A further limitation arises from the confounding of rating scale length with the inclusion or omission of the middle category due to the experimental design: an odd-numbered rating scale (11-category condition) was compared with even-numbered rating scales (4- and 6-category conditions). Therefore, the presence of the middle category in the 11-category condition may additionally strengthen a potential effect of rating scale length on RS use (see Kieruj and Moors 2010; Moors 2008; O’Muircheartaigh et al. 1999; Weijters et al. 2010). Moreover, the findings of this study essentially hold for JS. In addition, they could be reasonably generalized to other aspects of cognitive well-being (e.g., satisfaction with family life, health, and home). However, the use of RSs may be partly trait-specific (for ERS, see Cabooter et al. 2017). Due to this specificity of RSs, the generalizability of these findings to other traits (e.g., personality traits) is limited. Future research may replicate the findings of this study for rating scales with other features (e.g., fully labeled) and other constructs (e.g., personality traits).
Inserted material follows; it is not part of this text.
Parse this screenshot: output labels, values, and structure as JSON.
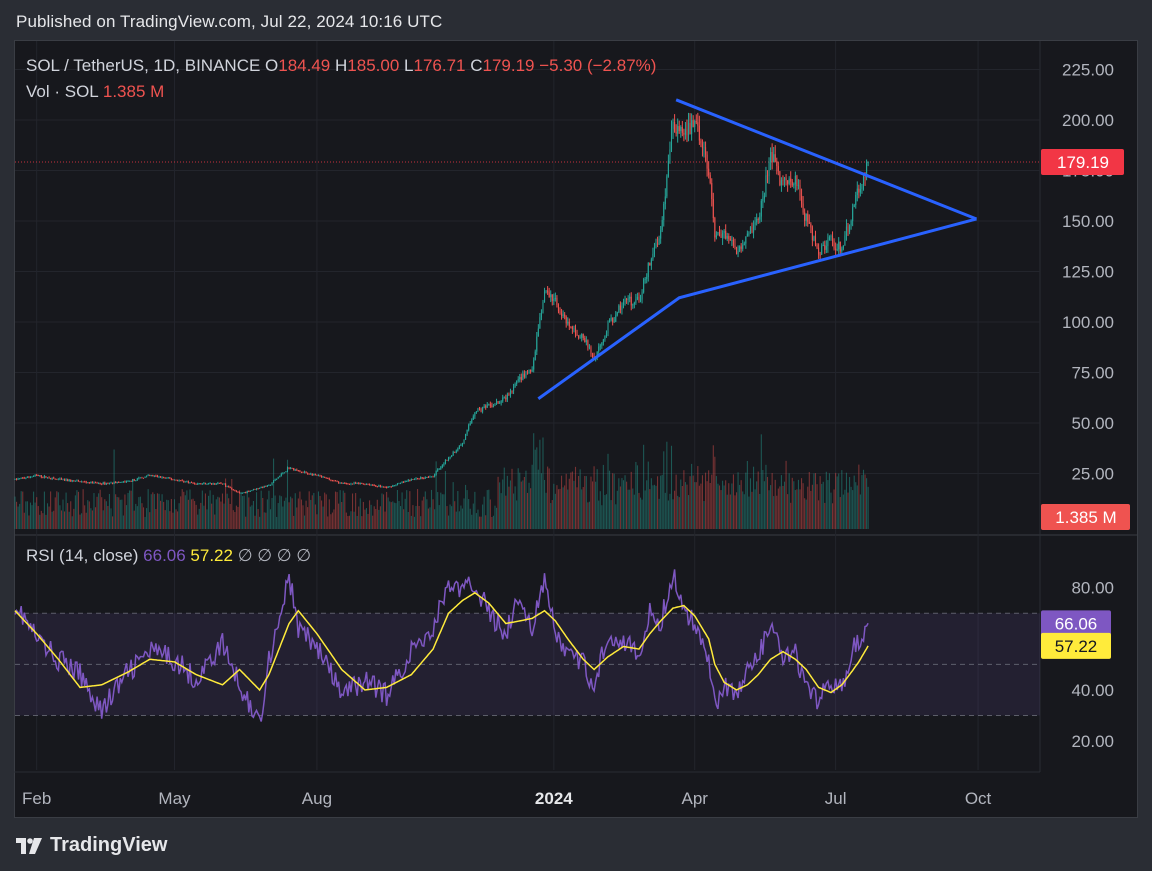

In general, this experimental study addressed two criteria for evaluating the optimality of rating scale length: the occurrence of inappropriate category use and reliability. Overall, the evidence obtained in this study highlights the superiority of the short rating scales (namely 4- and 6-point rating scales) over the long one (namely an 11-point rating scale) in terms of the extent of inappropriate category use. However, the optimality of a rating scale is a broad concept which includes further practical aspects (e.g., ease of use, the time required for responding) and types of validity (e.g., predictive validity). Future research should consider these further aspects to provide strong support for the optimality of the short rating scales.

A further suggestion for future research is to examine the antecedents of inappropriate category use. The present study examined the effects of rating scales and several individual variables on the use of RSs. Therefore, these findings are limited due to the variables considered. In addition, the majority of respondent characteristics, which were used in this study to predict RSs, were measured using rating scales and respondents’ responses to these scales may therefore have been affected by RSs. Researchers could examine to what extent inappropriate responses are related to additional individual variables (e.g., motivation to participate, attitude towards accurate responding, knowledge of the topic, and relevance of the topic, as well as mood, fatigue, and level of concentration). Moreover, researchers could investigate the interactions of individual variables with item characteristics as a further potential antecedent of RSs. For example, respondents may demonstrate a higher tendency to engage in the ERS in response to items that they consider more important.